10. le temps... quelle notion fluide et difficile à comprendre

Question très pertinente, en effet ! Cette remarque peut servir de mise en abîme dans la nouvelle, puisqu'elle résume l'essentiel de ce dont il est question dans le récit : un personnage qui est aux prises avec la notion du temps. Très bien pensé de la part de l'auteure.


11. ne s'est pas rendu compte qu'il est déjà dix-sept heures

Autre signe que Paulo éprouve des problèmes à bien discerner les indices temporels.


12. Encore ? Il me semble que tu viens de t'en acheter un.

Hésitation typique du fantastique : l'heure-frontière qu'est minuit est perméable et permet à Paulo de voir poindre quelques images, quelques impressions provenenat d'une version antérieure de cet aujourd'hui éternel.

Par ailleurs, la réponse négative de l'interlocutrice de Paulo signifie au lecteur que seul le protagoniste revit la même journée : les autres personnages, pour leur part, en sont tous à la version originale de ce jour.

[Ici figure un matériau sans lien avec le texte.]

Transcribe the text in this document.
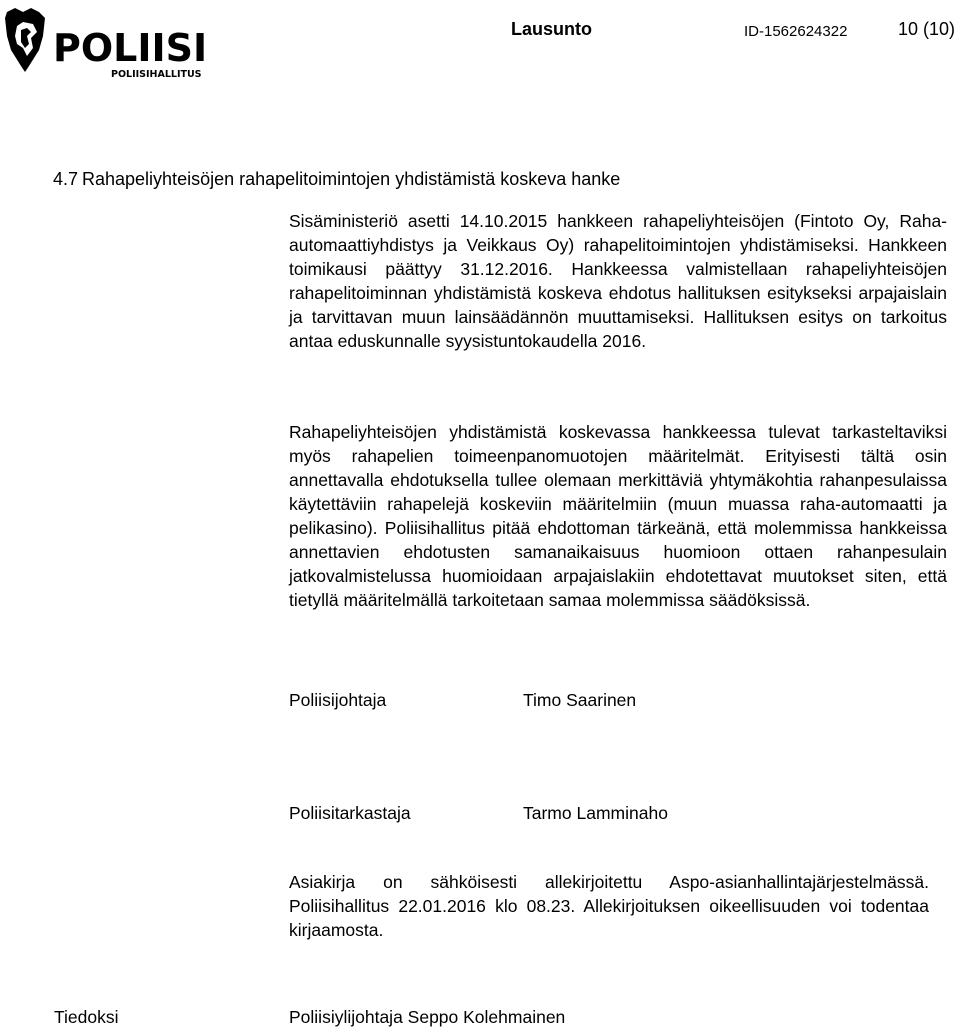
POLIISI
POLIISIHALLITUS
Lausunto	ID-1562624322	10 (10)
4.7 Rahapeliyhteisöjen rahapelitoimintojen yhdistämistä koskeva hanke

Sisäministeriö asetti 14.10.2015 hankkeen rahapeliyhteisöjen (Fintoto Oy, Raha-automaattiyhdistys ja Veikkaus Oy) rahapelitoimintojen yhdistämiseksi. Hankkeen toimikausi päättyy 31.12.2016. Hankkeessa valmistellaan rahapeliyhteisöjen rahapelitoiminnan yhdistämistä koskeva ehdotus hallituksen esitykseksi arpajaislain ja tarvittavan muun lainsäädännön muuttamiseksi. Hallituksen esitys on tarkoitus antaa eduskunnalle syysistuntokaudella 2016.

Rahapeliyhteisöjen yhdistämistä koskevassa hankkeessa tulevat tarkasteltaviksi myös rahapelien toimeenpanomuotojen määritelmät. Erityisesti tältä osin annettavalla ehdotuksella tullee olemaan merkittäviä yhtymäkohtia rahanpesulaissa käytettäviin rahapelejä koskeviin määritelmiin (muun muassa raha-automaatti ja pelikasino). Poliisihallitus pitää ehdottoman tärkeänä, että molemmissa hankkeissa annettavien ehdotusten samanaikaisuus huomioon ottaen rahanpesulain jatkovalmistelussa huomioidaan arpajaislakiin ehdotettavat muutokset siten, että tietyllä määritelmällä tarkoitetaan samaa molemmissa säädöksissä.

Poliisijohtaja	Timo Saarinen

Poliisitarkastaja	Tarmo Lamminaho

Asiakirja on sähköisesti allekirjoitettu Aspo-asianhallintajärjestelmässä. Poliisihallitus 22.01.2016 klo 08.23. Allekirjoituksen oikeellisuuden voi todentaa kirjaamosta.

Tiedoksi	Poliisiylijohtaja Seppo Kolehmainen
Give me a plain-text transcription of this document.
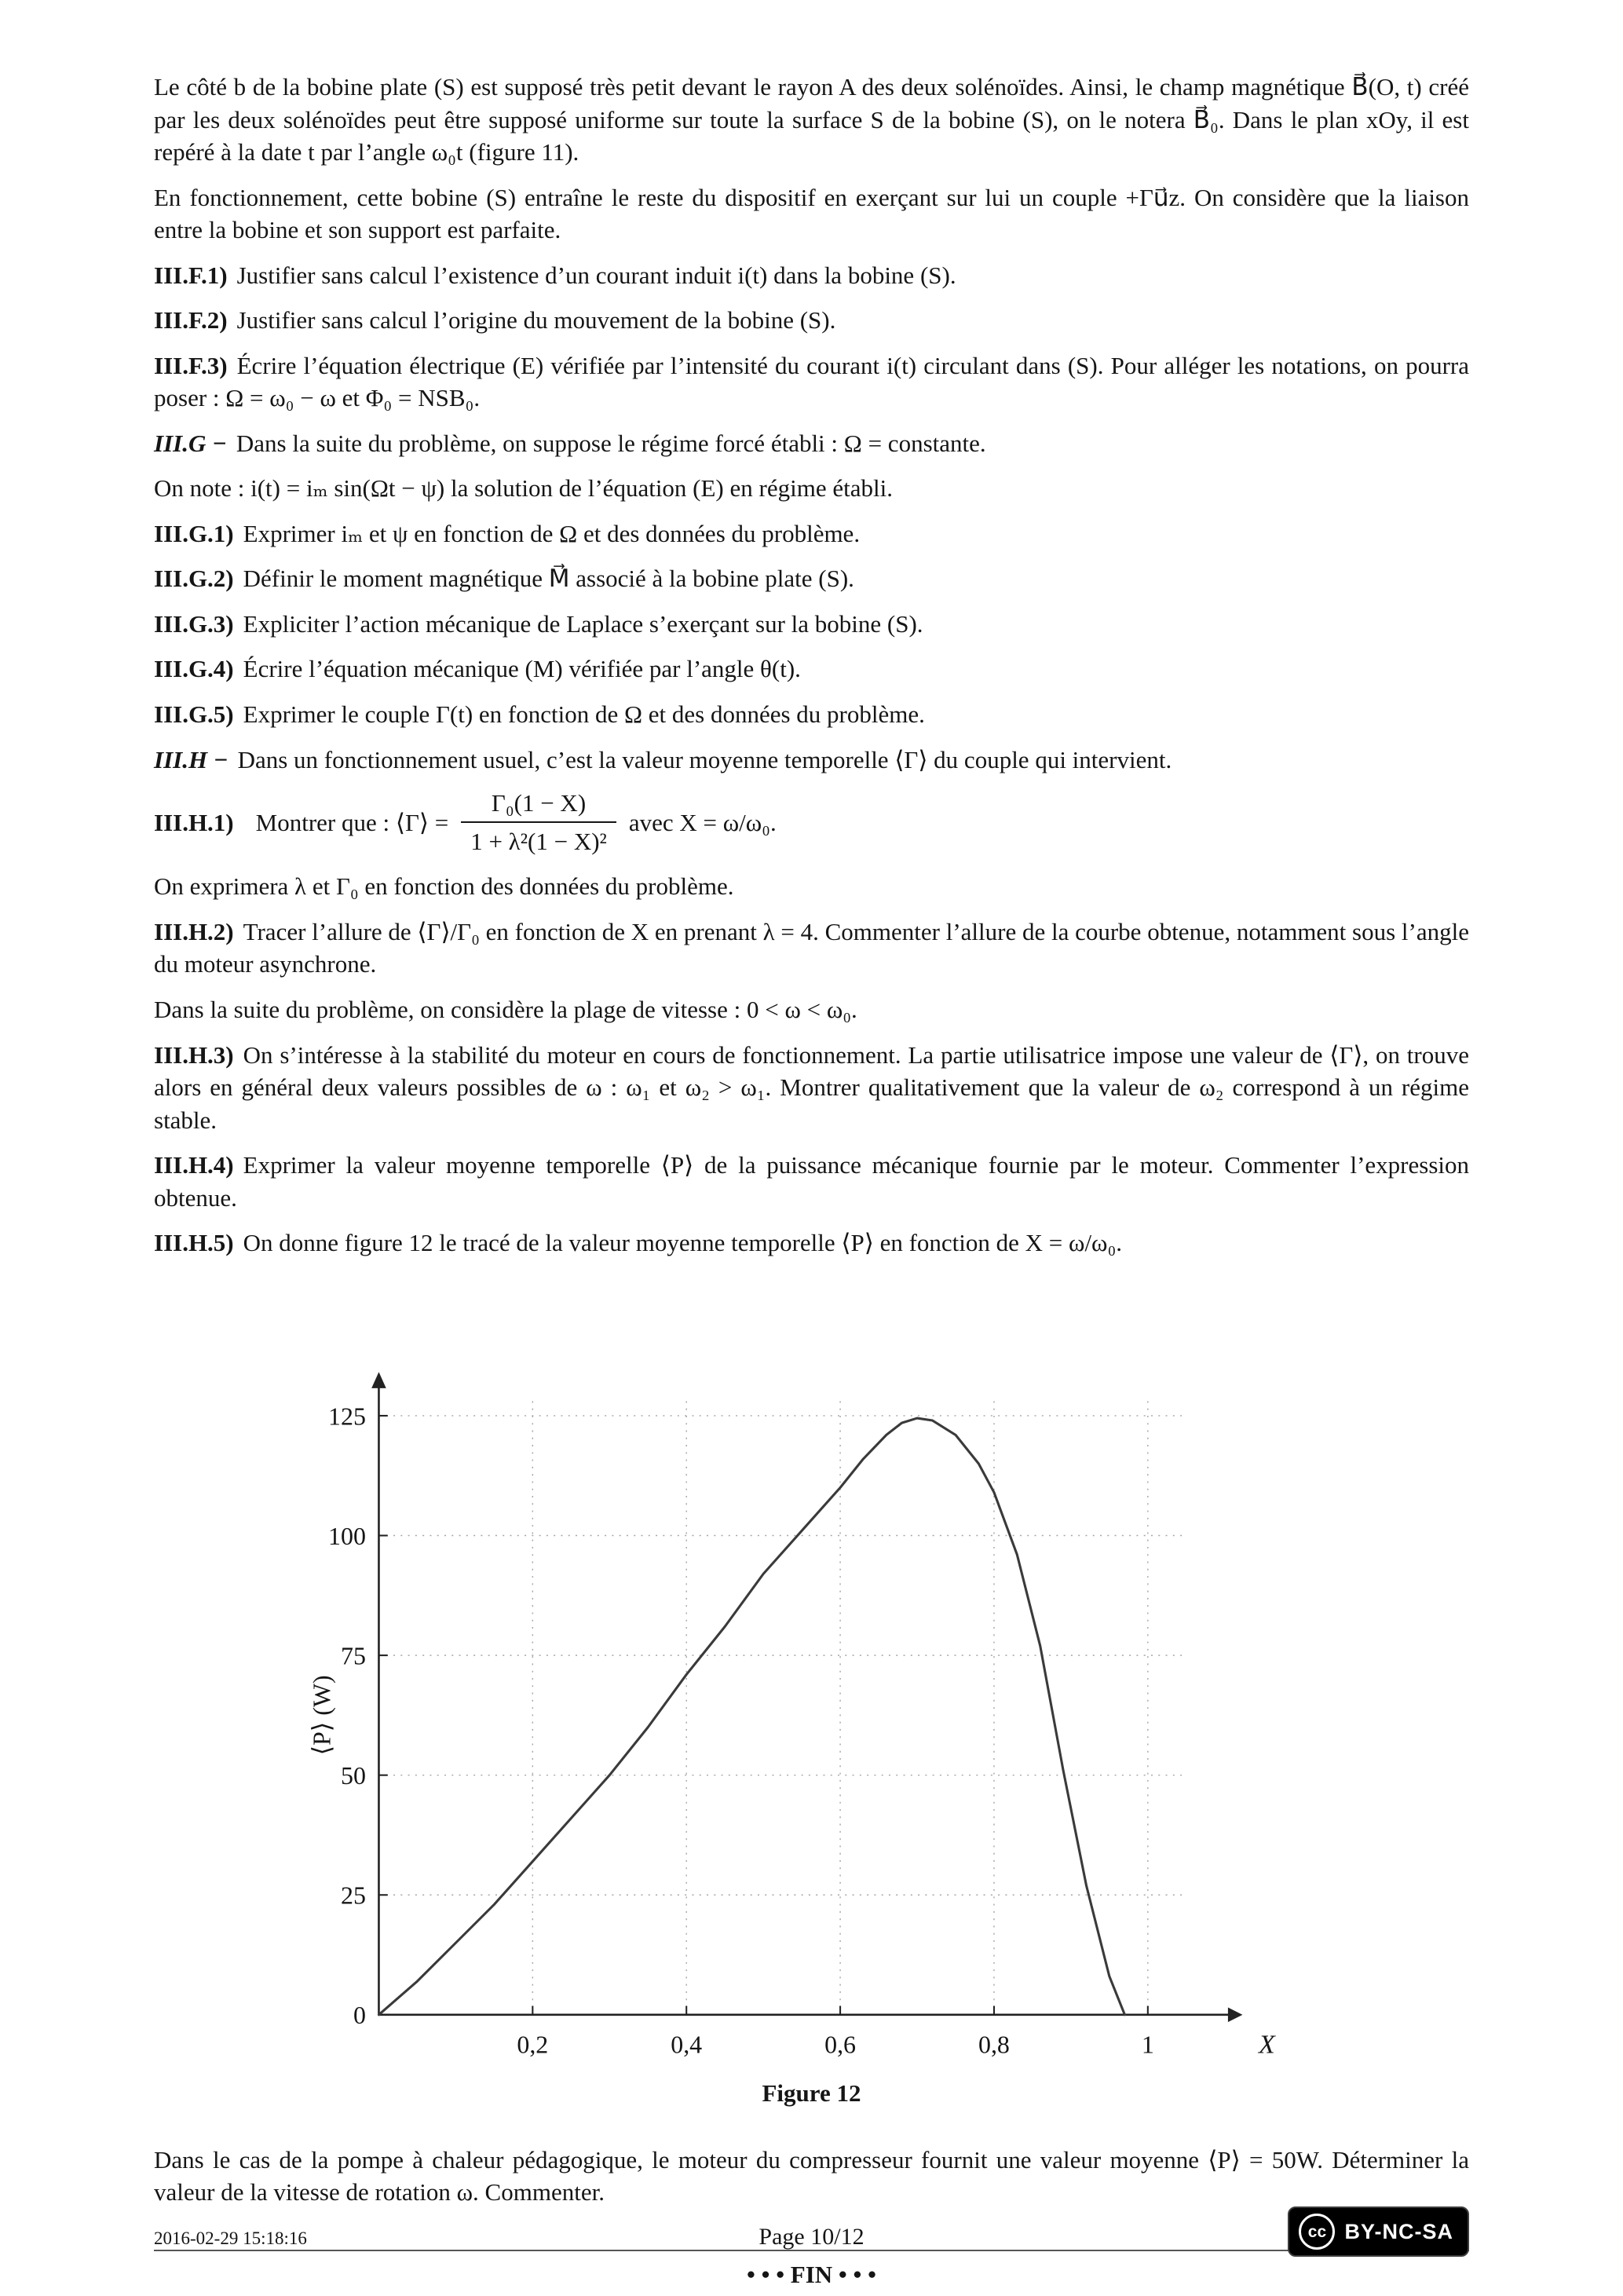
Le côté b de la bobine plate (S) est supposé très petit devant le rayon A des deux solénoïdes. Ainsi, le champ magnétique B⃗(O, t) créé par les deux solénoïdes peut être supposé uniforme sur toute la surface S de la bobine (S), on le notera B⃗₀. Dans le plan xOy, il est repéré à la date t par l’angle ω₀t (figure 11).

En fonctionnement, cette bobine (S) entraîne le reste du dispositif en exerçant sur lui un couple +Γu⃗z. On considère que la liaison entre la bobine et son support est parfaite.

III.F.1) Justifier sans calcul l’existence d’un courant induit i(t) dans la bobine (S).

III.F.2) Justifier sans calcul l’origine du mouvement de la bobine (S).

III.F.3) Écrire l’équation électrique (E) vérifiée par l’intensité du courant i(t) circulant dans (S). Pour alléger les notations, on pourra poser : Ω = ω₀ − ω et Φ₀ = NSB₀.

III.G − Dans la suite du problème, on suppose le régime forcé établi : Ω = constante.

On note : i(t) = iₘ sin(Ωt − ψ) la solution de l’équation (E) en régime établi.

III.G.1) Exprimer iₘ et ψ en fonction de Ω et des données du problème.

III.G.2) Définir le moment magnétique M⃗ associé à la bobine plate (S).

III.G.3) Expliciter l’action mécanique de Laplace s’exerçant sur la bobine (S).

III.G.4) Écrire l’équation mécanique (M) vérifiée par l’angle θ(t).

III.G.5) Exprimer le couple Γ(t) en fonction de Ω et des données du problème.

III.H − Dans un fonctionnement usuel, c’est la valeur moyenne temporelle ⟨Γ⟩ du couple qui intervient.

III.H.1) Montrer que : ⟨Γ⟩ = $\frac{\text{Γ₀(1 − X)}}{\text{1 + λ²(1 − X)²}}$ avec X = ω/ω₀.

On exprimera λ et Γ₀ en fonction des données du problème.

III.H.2) Tracer l’allure de ⟨Γ⟩/Γ₀ en fonction de X en prenant λ = 4. Commenter l’allure de la courbe obtenue, notamment sous l’angle du moteur asynchrone.

Dans la suite du problème, on considère la plage de vitesse : 0 < ω < ω₀.

III.H.3) On s’intéresse à la stabilité du moteur en cours de fonctionnement. La partie utilisatrice impose une valeur de ⟨Γ⟩, on trouve alors en général deux valeurs possibles de ω : ω₁ et ω₂ > ω₁. Montrer qualitativement que la valeur de ω₂ correspond à un régime stable.

III.H.4) Exprimer la valeur moyenne temporelle ⟨P⟩ de la puissance mécanique fournie par le moteur. Commenter l’expression obtenue.

III.H.5) On donne figure 12 le tracé de la valeur moyenne temporelle ⟨P⟩ en fonction de X = ω/ω₀.

0
25
50
75
100
125
0,2	0,4	0,6	0,8	1	X
⟨P⟩ (W)
Figure 12

Dans le cas de la pompe à chaleur pédagogique, le moteur du compresseur fournit une valeur moyenne ⟨P⟩ = 50W. Déterminer la valeur de la vitesse de rotation ω. Commenter.

• • • FIN • • •
2016-02-29 15:18:16	Page 10/12	cc BY-NC-SA
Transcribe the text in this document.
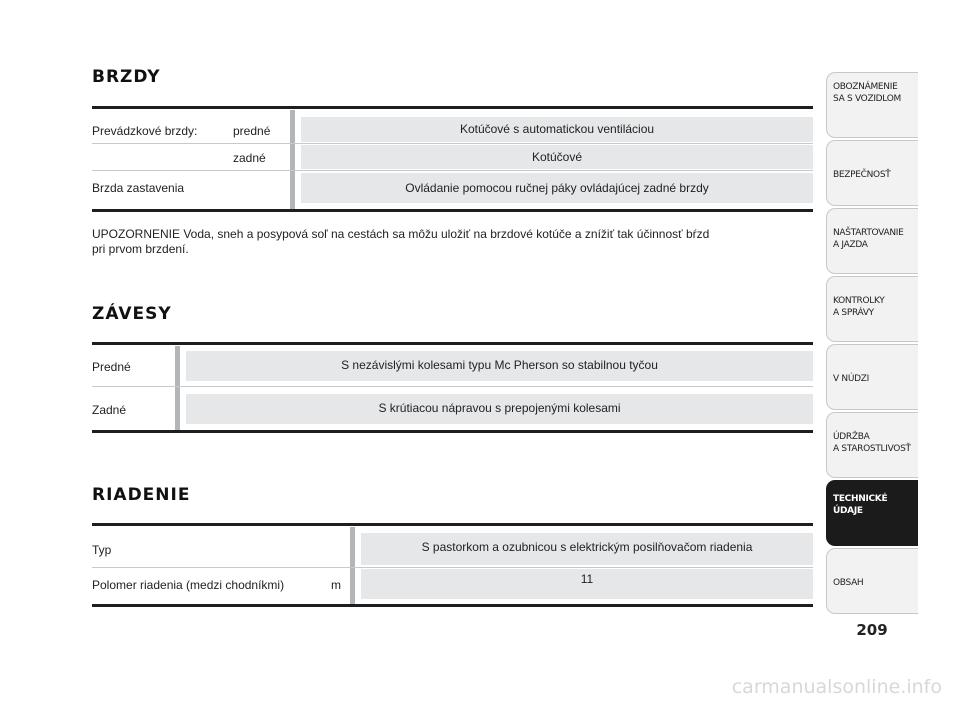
BRZDY
Prevádzkové brzdy:	predné
zadné
Brzda zastavenia
Kotúčové s automatickou ventiláciou
Kotúčové
Ovládanie pomocou ručnej páky ovládajúcej zadné brzdy
UPOZORNENIE Voda, sneh a posypová soľ na cestách sa môžu uložiť na brzdové kotúče a znížiť tak účinnosť bŕzd
pri prvom brzdení.
ZÁVESY
Predné
Zadné
S nezávislými kolesami typu Mc Pherson so stabilnou tyčou
S krútiacou nápravou s prepojenými kolesami
RIADENIE
Typ
Polomer riadenia (medzi chodníkmi)	m
S pastorkom a ozubnicou s elektrickým posilňovačom riadenia
11
OBOZNÁMENIE
SA S VOZIDLOM
BEZPEČNOSŤ
NAŠTARTOVANIE
A JAZDA
KONTROLKY
A SPRÁVY
V NÚDZI
ÚDRŽBA
A STAROSTLIVOSŤ
TECHNICKÉ
ÚDAJE
OBSAH
209
carmanualsonline.info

Voilà qui complique les choses : non seulement Paulo Paul revit continuellement la même journée, mais en plus, il est, dans son entourage, la seule victime de ce phénomène !


13. certaines personnes s'entendent bien dès le début...

Autre réflexion ironique qui sert à tenter de rationaliser la réaction du chaton à l'égard de Paulo. Le lecteur comprend, une fois qu'il connaît la fin de ce récit, que le phénomène est tout autre et n'a rien de rationnel -- de là l'ironie.  Les connaissances ayant trait aux relations interpersonnelles et la possibilité de rattacher la réaction du chaton à cet aphorisme servent elles aussi d'interactant dans le discours dialogique.

L'inérêt de cette proposition provient aussi du fait que le lecteur ignore si cette tentative d'explication émane du narrateur ou du personnage -- en style indirect libre, dans la seconde éventualité.


14. Ayant peur d'arriver en retard

Autre preuve que le temps est une notion qui préoccupe ce personnage.


15. Ce matin, par une journée...

Tout le dernier paragraphe sert, bien entendu, à boucler la boucle : c'est ici que le lecteur comprend qu'une fois franchi minuit, tout recommence -- et ce, malgré l'épisode précédent, qui permet de croire (sans qu'on en ait la certitude) que Paulo Paul a été victime d'un accident qui aurait dû le tuer (il s'agit d'un face-à-face en automobile).